Funding: ANR-DFG project
Funding period: July 2018 - June 2020
Directed by: Dr. Richard Kuba and Prof. Dr. Jean-Louis Georget (Université de Paris III, Sorbonne Nouvelle)
scientific staff: Dr. Hélène Ivanoff, Dr. Philipp Siegert
In France and Germany, the scientific and disciplinary traditions as well as their institutional contexts have sometimes developed in a very diverging way in the first half of the 20th century. Regarding ethnology, one may however also note intersections between the two epistemological national approaches, which make the investigation of their entangled history particularly promising. The perspective adopted in this project focuses on the knowledge produced as well as on the way it was received and reflected upon in the studied national contexts. The present program aims at showing how these thematic areas have evolved in a parallel, antagonistic or interrelated way in the sense of an entangled history. In the frame of the preceding ANTHROPOS project (ANR-DFG 1/2015-6/2017), attention was particularly drawn on the ways ethnological knowledge spread and on how it was received in Germany, in France and later in a reciprocal way came back to the concerned African countries. The project has shown that an entangled history of ethnological knowledge necessarily includes the relationship to related disciplines, in particular to prehistory, with had developed particular fruitful ties with ethnology. A shared disciplinary knowledge and practice, similar approaches towards material culture or to the Other, may he be far distant on a geographical or a temporal level, as well as joint institutions and associations, all this confirms the special relationship between the two disciplines at the beginning of the 20th century.

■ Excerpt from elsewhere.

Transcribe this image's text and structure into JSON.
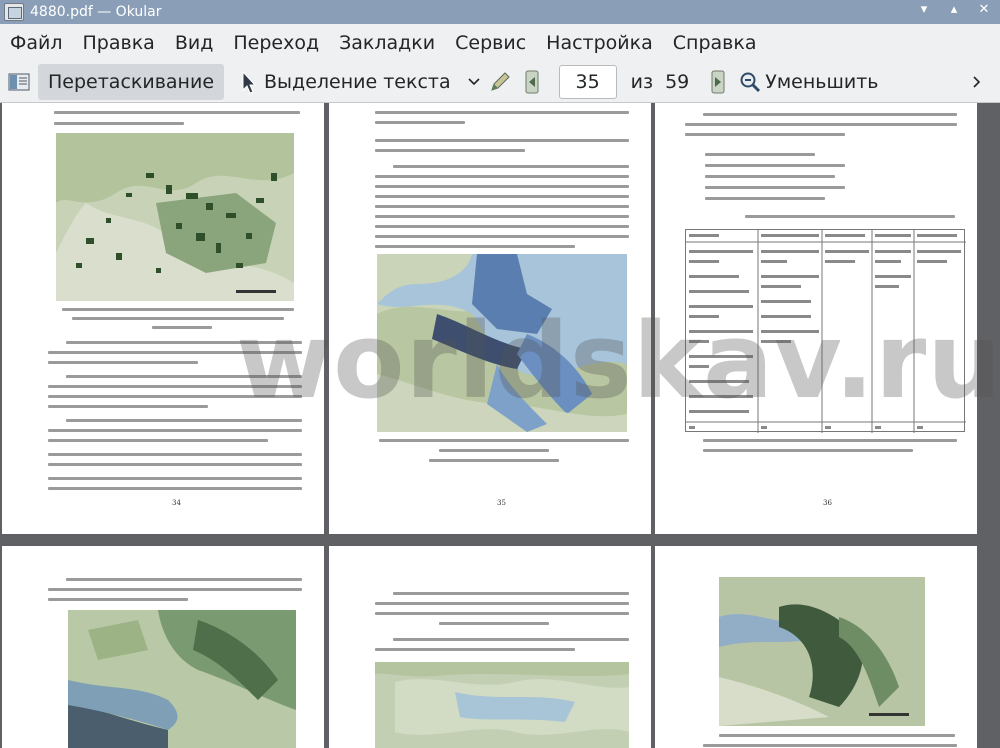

On a conceptual level, the ANTHROPOS 2 project will analyze these interactions between ethnologists and specialists of prehistory regarding for example concepts such as ethnic group or culture, cultural theories influential in both disciplines such as the cultural areas hypothesis and investigate the way both discipline handle artefacts. The intense cooperation between the two disciplines ceased more or less in the 1950s triggered among other by the works of André Leroi-Gourhan.
The research project will organize several conferences, publish scientific results and make them available to a larger public through exhibitions.